Here, Plaintiff’s proposed SAC completely changes the nature of the claim by withdrawing the name of the perpetrator upon whose actions she asserted her original claim and inserting a completely new perpetrator.  The perpetrator in the proposed SAC is a completely different “instrumentality” from that alleged in both the original Complaint and the FAC.  This is not a mere change in legal theory or cause of action but a completely new set of facts.  A claim that Mark Henry Berndt molested Plaintiff is not the same as a claim that Gerald Shaia molested her.  Thus, the relation-back doctrine cannot apply. 

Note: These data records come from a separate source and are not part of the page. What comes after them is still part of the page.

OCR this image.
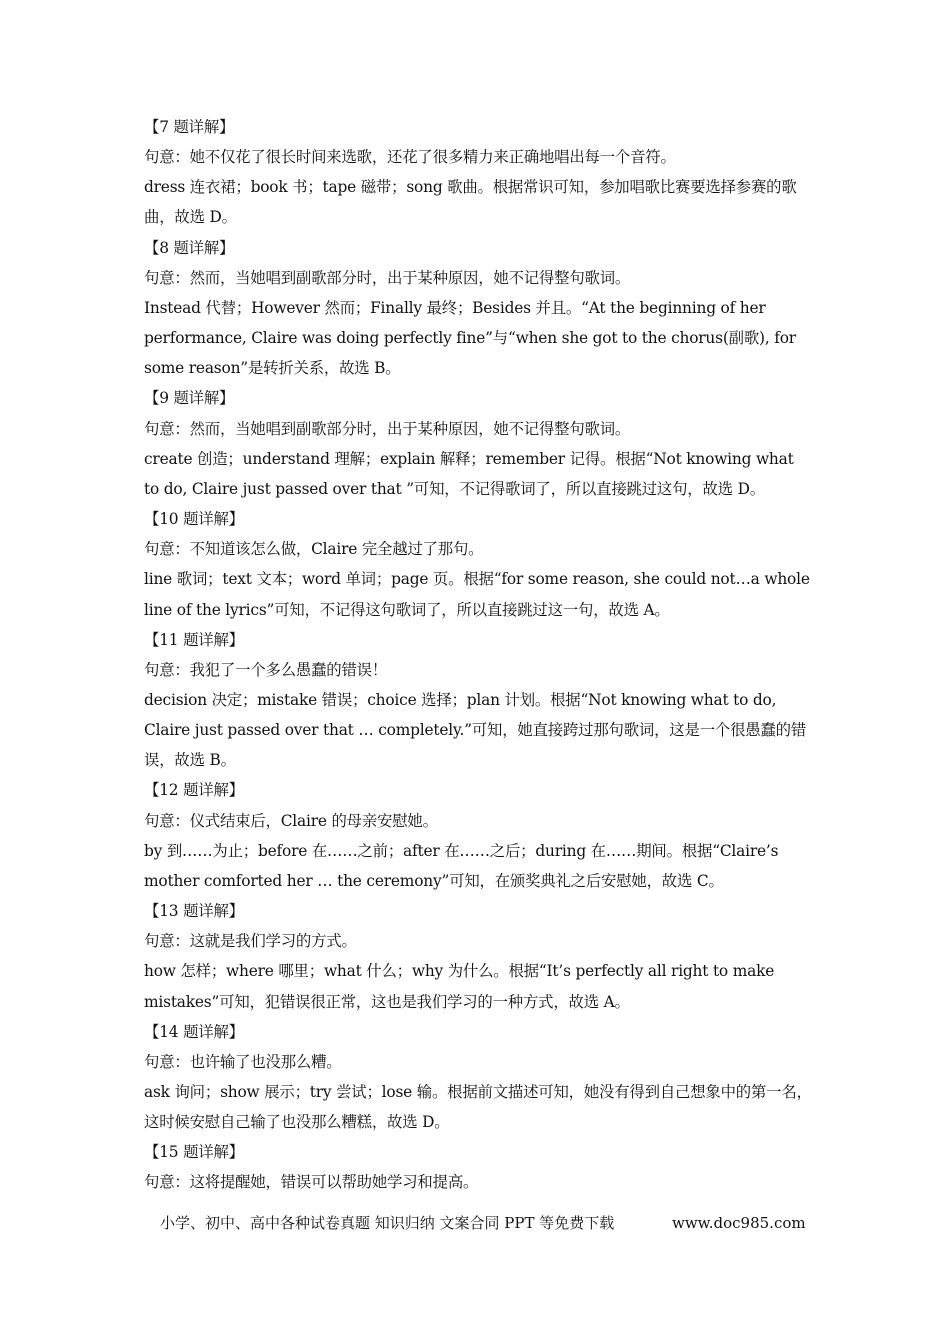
【7 题详解】

句意：她不仅花了很长时间来选歌，还花了很多精力来正确地唱出每一个音符。

dress 连衣裙；book 书；tape 磁带；song 歌曲。根据常识可知，参加唱歌比赛要选择参赛的歌曲，故选 D。

【8 题详解】

句意：然而，当她唱到副歌部分时，出于某种原因，她不记得整句歌词。

Instead 代替；However 然而；Finally 最终；Besides 并且。“At the beginning of her performance, Claire was doing perfectly fine”与“when she got to the chorus(副歌), for some reason”是转折关系，故选 B。

【9 题详解】

句意：然而，当她唱到副歌部分时，出于某种原因，她不记得整句歌词。

create 创造；understand 理解；explain 解释；remember 记得。根据“Not knowing what to do, Claire just passed over that ”可知，不记得歌词了，所以直接跳过这句，故选 D。

【10 题详解】

句意：不知道该怎么做，Claire 完全越过了那句。

line 歌词；text 文本；word 单词；page 页。根据“for some reason, she could not…a whole line of the lyrics”可知，不记得这句歌词了，所以直接跳过这一句，故选 A。

【11 题详解】

句意：我犯了一个多么愚蠢的错误！

decision 决定；mistake 错误；choice 选择；plan 计划。根据“Not knowing what to do, Claire just passed over that … completely.”可知，她直接跨过那句歌词，这是一个很愚蠢的错误，故选 B。

【12 题详解】

句意：仪式结束后，Claire 的母亲安慰她。

by 到……为止；before 在……之前；after 在……之后；during 在……期间。根据“Claire’s mother comforted her … the ceremony”可知，在颁奖典礼之后安慰她，故选 C。

【13 题详解】

句意：这就是我们学习的方式。

how 怎样；where 哪里；what 什么；why 为什么。根据“It’s perfectly all right to make mistakes”可知，犯错误很正常，这也是我们学习的一种方式，故选 A。

【14 题详解】

句意：也许输了也没那么糟。

ask 询问；show 展示；try 尝试；lose 输。根据前文描述可知，她没有得到自己想象中的第一名，这时候安慰自己输了也没那么糟糕，故选 D。

【15 题详解】

句意：这将提醒她，错误可以帮助她学习和提高。

小学、初中、高中各种试卷真题 知识归纳 文案合同 PPT 等免费下载	www.doc985.com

Although Plaintiff did not name Mark Henry Berndt as a defendant in her pleadings, her entire case rests upon his identity and alleged actions as the perpetrator of the alleged molestation.  (Diliberti v. Stage Call Corp. (1992) 4 Cal.App.4th 1468, 1470.)  The allegation that LAUSD was negligent in supervising Mark Henry Berndt is not the same as a claim that it was negligent in supervising an entirely different person, Gerald Chaia. 

 

With trial only two months away, Defendant’s prejudice from the filing of the proposed SAC is apparent.  For the past two years, LAUSD has been litigating a case about alleged molestation by one employee and Plaintiff seeks to change it to a case against another.  It is in a way no different from claiming that an alleged molestation in one school is the same as an alleged molestation in another school.  In no way would an investigation or discovery regarding a claim against Mark Henry Berndt be equivalent to an investigation against Gerald Shaia. 

 

Because the relation-back doctrine does not apply here, the new claim involving Gerald Shaia as perpetrator is barred by the statute of limitations, even though her previous claim against Mark Henry Berndt was revived by Assembly Bill 218, as the proposed SAC would not have been be filed on or before December 31, 2022.  (West Contra Costa Unified School Dist. V. Superior Court (2024) 103 Cal.App.5th 1243, 1254.) Where amendment would be futile, leave to amend should not be granted.  (Caliber Bodyworks, Inc. v. Superior Court (2005) 134 Cal.App.4th 365, 374.)

 

RULING

Accordingly, the Motion is DENIED. 

 

Moving party is ordered to give notice of this ruling.           

Parties who intend to submit on this tentative must send an email to the Court at SMC_DEPT56@lacourt.org as directed by the instructions provided on the court website at www.lacourt.org.  If the department does not receive an email and there are no appearances at the hearing, the motion will be placed off calendar.

 

Dated this 18th day of November 2024

 

 

 

 

Hon. Holly J. Fujie

Judge of the Superior Court

 



[1] The Majerus Declaration also identifies the originally-named perpetrator as “Mark Berndt” and not as “Mark Henry Brendt” as alleged in the Complaint and the FAC.